Yes - models like this make some customers unhappy. Some of those customers will be good customers. That doesn't mean that other who go for the new model are unhappy - or being screwed.

Changing pricing models like this are in many cases more a way to resegment / target your market. The revenue increase is just evidence that you're doing it well :-)

Also - money for the company should mean more resources for building a better product for the customer, so a long term win for the customer.


"I worked with one organisation who just killed out of hand any service that had variable pricing since it played merry hell with their accounting processes. They would much rather pay $99 a month every month than deal with the hassle of figuring out what this random number was on the invoice"

Couldn't they just 10x their number of servers and pay for that?


Pricing is obviously a complicated issue, and I know there will never be a "right" or "wrong" way to price a product. I guess all I can say is that I don't agree that plan-based pricing is good for the consumer. One of my main objections is that I don't agree that plan-based pricing is easy/simple.

Take a look at Highrise: http://highrisehq.com/signup 37signals seems to have set the standard for plan-based pricing pages, so I think this is a good example to use. Right off the bat it's complicated because I to choose which plan I want before signing up. How in the hell do I know how many deals I need? Then I have to constantly monitor usage to make sure Idon't pass the invisible threshold. Uh oh, one of my employees added one contact and my price just doubled. That's the opposite of simplicity.

Now let's look at a more recent 37Signals pricing page: http://basecamp.com/pricing This is still plan-based, but it's much closer to being a la carte based on the number of projects used.
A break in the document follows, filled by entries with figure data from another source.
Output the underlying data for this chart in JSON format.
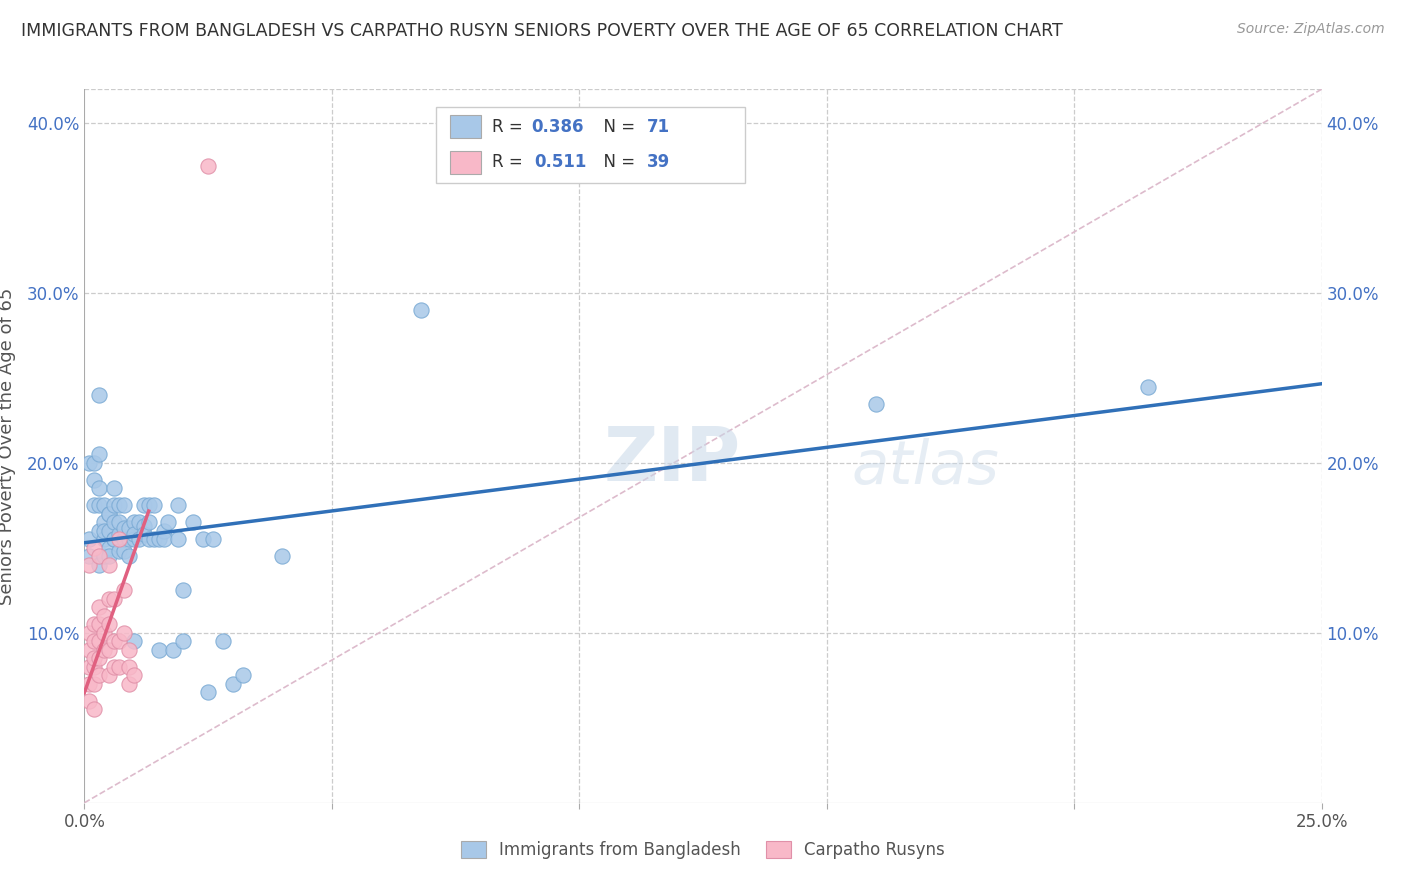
{
  "title": "IMMIGRANTS FROM BANGLADESH VS CARPATHO RUSYN SENIORS POVERTY OVER THE AGE OF 65 CORRELATION CHART",
  "source": "Source: ZipAtlas.com",
  "ylabel": "Seniors Poverty Over the Age of 65",
  "xlim": [
    0.0,
    0.25
  ],
  "ylim": [
    0.0,
    0.42
  ],
  "blue_color": "#a8c8e8",
  "pink_color": "#f8b8c8",
  "blue_line_color": "#3070b8",
  "pink_line_color": "#e06080",
  "diagonal_color": "#cccccc",
  "watermark": "ZIPatlas",
  "legend_labels": [
    "Immigrants from Bangladesh",
    "Carpatho Rusyns"
  ],
  "blue_scatter": [
    [
      0.001,
      0.155
    ],
    [
      0.001,
      0.2
    ],
    [
      0.001,
      0.145
    ],
    [
      0.002,
      0.19
    ],
    [
      0.002,
      0.175
    ],
    [
      0.002,
      0.2
    ],
    [
      0.003,
      0.14
    ],
    [
      0.003,
      0.16
    ],
    [
      0.003,
      0.24
    ],
    [
      0.003,
      0.175
    ],
    [
      0.003,
      0.205
    ],
    [
      0.003,
      0.185
    ],
    [
      0.004,
      0.165
    ],
    [
      0.004,
      0.145
    ],
    [
      0.004,
      0.175
    ],
    [
      0.004,
      0.155
    ],
    [
      0.004,
      0.16
    ],
    [
      0.005,
      0.17
    ],
    [
      0.005,
      0.15
    ],
    [
      0.005,
      0.16
    ],
    [
      0.005,
      0.17
    ],
    [
      0.005,
      0.145
    ],
    [
      0.006,
      0.155
    ],
    [
      0.006,
      0.175
    ],
    [
      0.006,
      0.155
    ],
    [
      0.006,
      0.185
    ],
    [
      0.006,
      0.165
    ],
    [
      0.007,
      0.148
    ],
    [
      0.007,
      0.158
    ],
    [
      0.007,
      0.165
    ],
    [
      0.007,
      0.175
    ],
    [
      0.008,
      0.155
    ],
    [
      0.008,
      0.162
    ],
    [
      0.008,
      0.175
    ],
    [
      0.008,
      0.148
    ],
    [
      0.009,
      0.155
    ],
    [
      0.009,
      0.145
    ],
    [
      0.009,
      0.162
    ],
    [
      0.01,
      0.155
    ],
    [
      0.01,
      0.165
    ],
    [
      0.01,
      0.158
    ],
    [
      0.01,
      0.095
    ],
    [
      0.011,
      0.165
    ],
    [
      0.011,
      0.155
    ],
    [
      0.012,
      0.163
    ],
    [
      0.012,
      0.158
    ],
    [
      0.012,
      0.175
    ],
    [
      0.013,
      0.155
    ],
    [
      0.013,
      0.175
    ],
    [
      0.013,
      0.165
    ],
    [
      0.014,
      0.155
    ],
    [
      0.014,
      0.175
    ],
    [
      0.015,
      0.155
    ],
    [
      0.015,
      0.09
    ],
    [
      0.016,
      0.16
    ],
    [
      0.016,
      0.155
    ],
    [
      0.017,
      0.165
    ],
    [
      0.018,
      0.09
    ],
    [
      0.019,
      0.155
    ],
    [
      0.019,
      0.175
    ],
    [
      0.02,
      0.125
    ],
    [
      0.02,
      0.095
    ],
    [
      0.022,
      0.165
    ],
    [
      0.024,
      0.155
    ],
    [
      0.025,
      0.065
    ],
    [
      0.026,
      0.155
    ],
    [
      0.028,
      0.095
    ],
    [
      0.03,
      0.07
    ],
    [
      0.032,
      0.075
    ],
    [
      0.04,
      0.145
    ],
    [
      0.068,
      0.29
    ],
    [
      0.16,
      0.235
    ],
    [
      0.215,
      0.245
    ]
  ],
  "pink_scatter": [
    [
      0.001,
      0.06
    ],
    [
      0.001,
      0.07
    ],
    [
      0.001,
      0.08
    ],
    [
      0.001,
      0.09
    ],
    [
      0.001,
      0.1
    ],
    [
      0.001,
      0.14
    ],
    [
      0.002,
      0.055
    ],
    [
      0.002,
      0.07
    ],
    [
      0.002,
      0.08
    ],
    [
      0.002,
      0.085
    ],
    [
      0.002,
      0.095
    ],
    [
      0.002,
      0.105
    ],
    [
      0.002,
      0.15
    ],
    [
      0.003,
      0.075
    ],
    [
      0.003,
      0.085
    ],
    [
      0.003,
      0.095
    ],
    [
      0.003,
      0.105
    ],
    [
      0.003,
      0.115
    ],
    [
      0.003,
      0.145
    ],
    [
      0.004,
      0.09
    ],
    [
      0.004,
      0.1
    ],
    [
      0.004,
      0.11
    ],
    [
      0.005,
      0.075
    ],
    [
      0.005,
      0.09
    ],
    [
      0.005,
      0.105
    ],
    [
      0.005,
      0.12
    ],
    [
      0.005,
      0.14
    ],
    [
      0.006,
      0.08
    ],
    [
      0.006,
      0.095
    ],
    [
      0.006,
      0.12
    ],
    [
      0.007,
      0.08
    ],
    [
      0.007,
      0.095
    ],
    [
      0.007,
      0.155
    ],
    [
      0.008,
      0.1
    ],
    [
      0.008,
      0.125
    ],
    [
      0.009,
      0.07
    ],
    [
      0.009,
      0.09
    ],
    [
      0.009,
      0.08
    ],
    [
      0.01,
      0.075
    ],
    [
      0.025,
      0.375
    ]
  ]
}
I can't speak for 37Signals, but it would seem as if they don't think that the plan page they popularized is actually the best approach.
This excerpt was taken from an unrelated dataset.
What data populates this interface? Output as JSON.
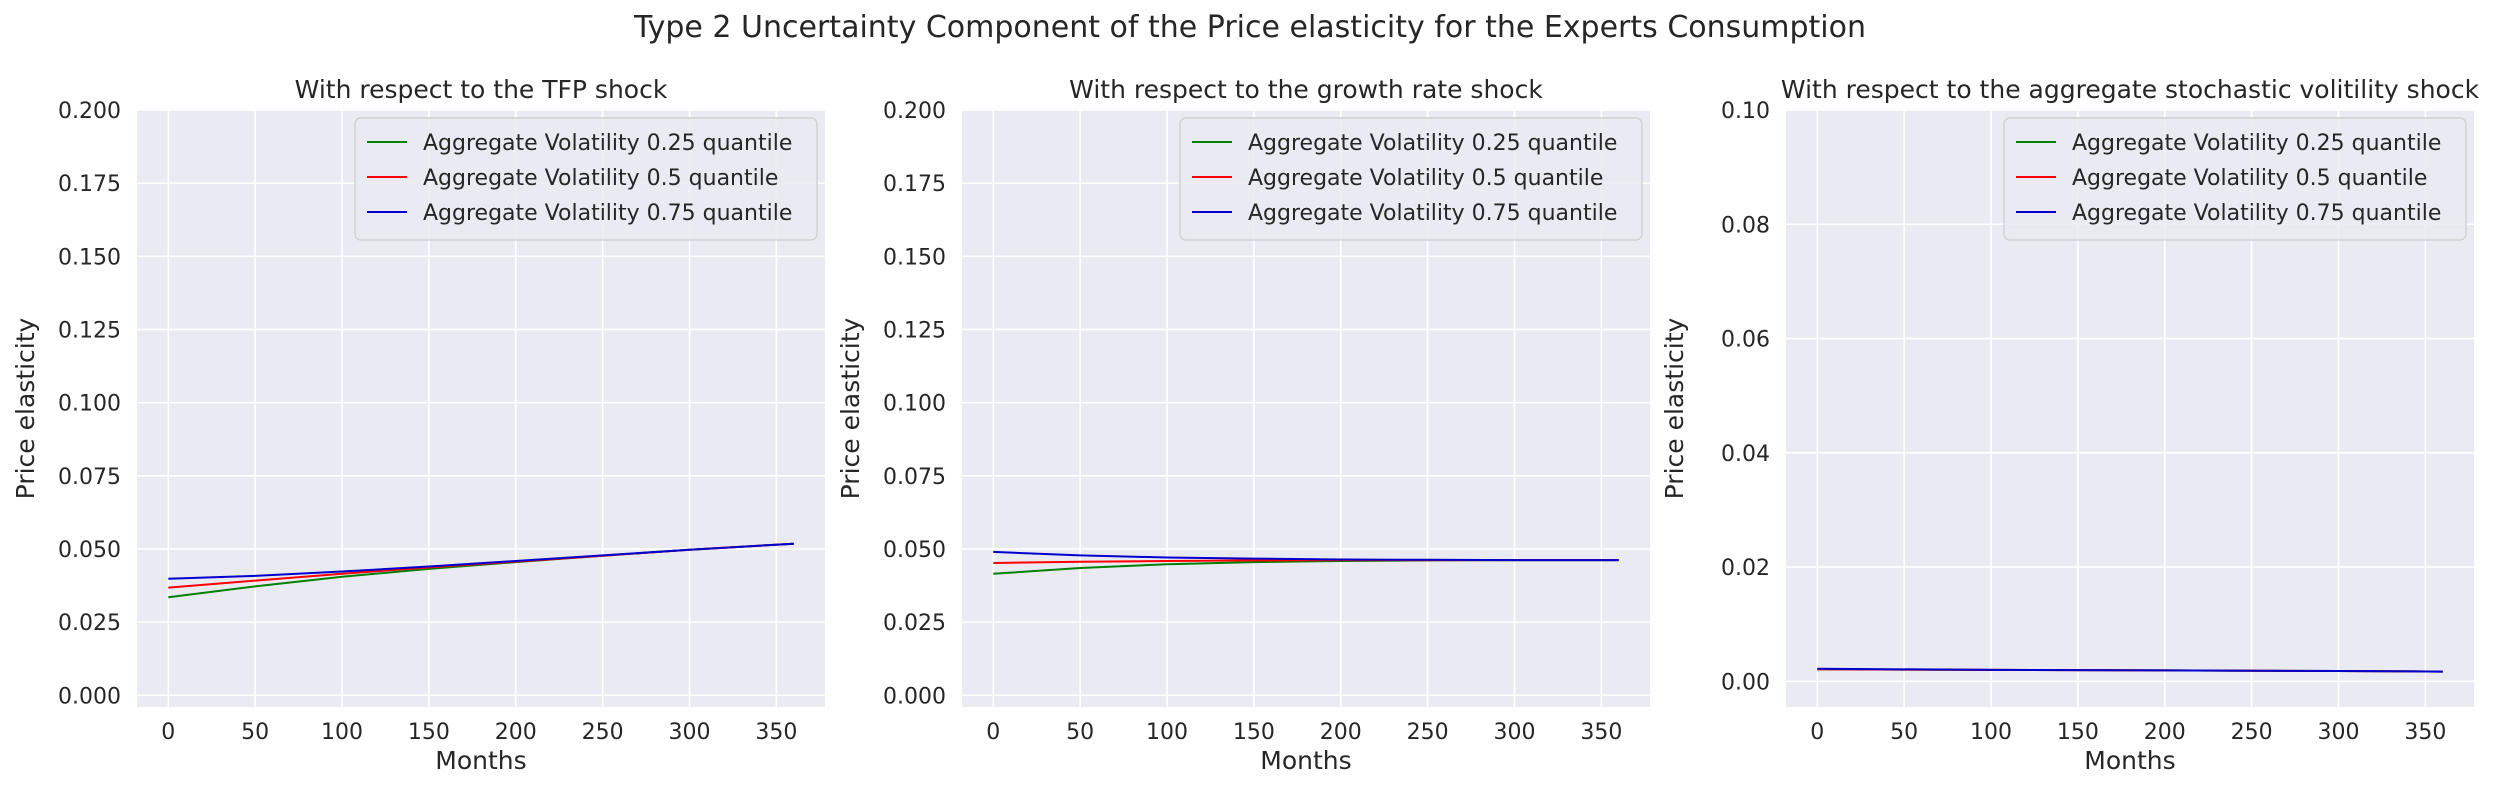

Things can definitely get too complicated if the units you measure with a la carte become too granular (like charging per byte of storage or something crazy like that), but there's normally a nice middle ground. Basecamp made # of projects the metric to focus on. My company charges per user and makes everything else unlimited which generally makes the cost scale linearly with usage (roughly) but it's still very simple and predictable so no one has to spend time checking the invoice.

My company is called "Less Annoying CRM" so we naturally attract people who are sensitive to the annoying shenanigans that are common with other companies, and this is one of the biggest things my customers tell me they like about our service. The pricing has a huge impact on the customer experience which is largely ignored in this blog post. (Note: I realize there is selection bias with my anecdotal evidence, so you can say I don't have the complete picture, although I think after 2.5 years of talking to potential customers every day, I've got a decent idea)

In addition to all of that, it seems clear to me that the purpose of plan-based pricing is to get the majority of your customers to pay more than they should by only allowing them to buy more resources than they need. This is obviously true with cable subscriptions and cell phone plans, and I think it's equally true with SaaS apps. This is even more apparent when you read blog posts like this one and understand how much thought goes into designing a pricing structure that extracts every penny possible from each and every customer.

If you want to make more money, then ok, but I don't buy the claim that this is in the customer's best interest.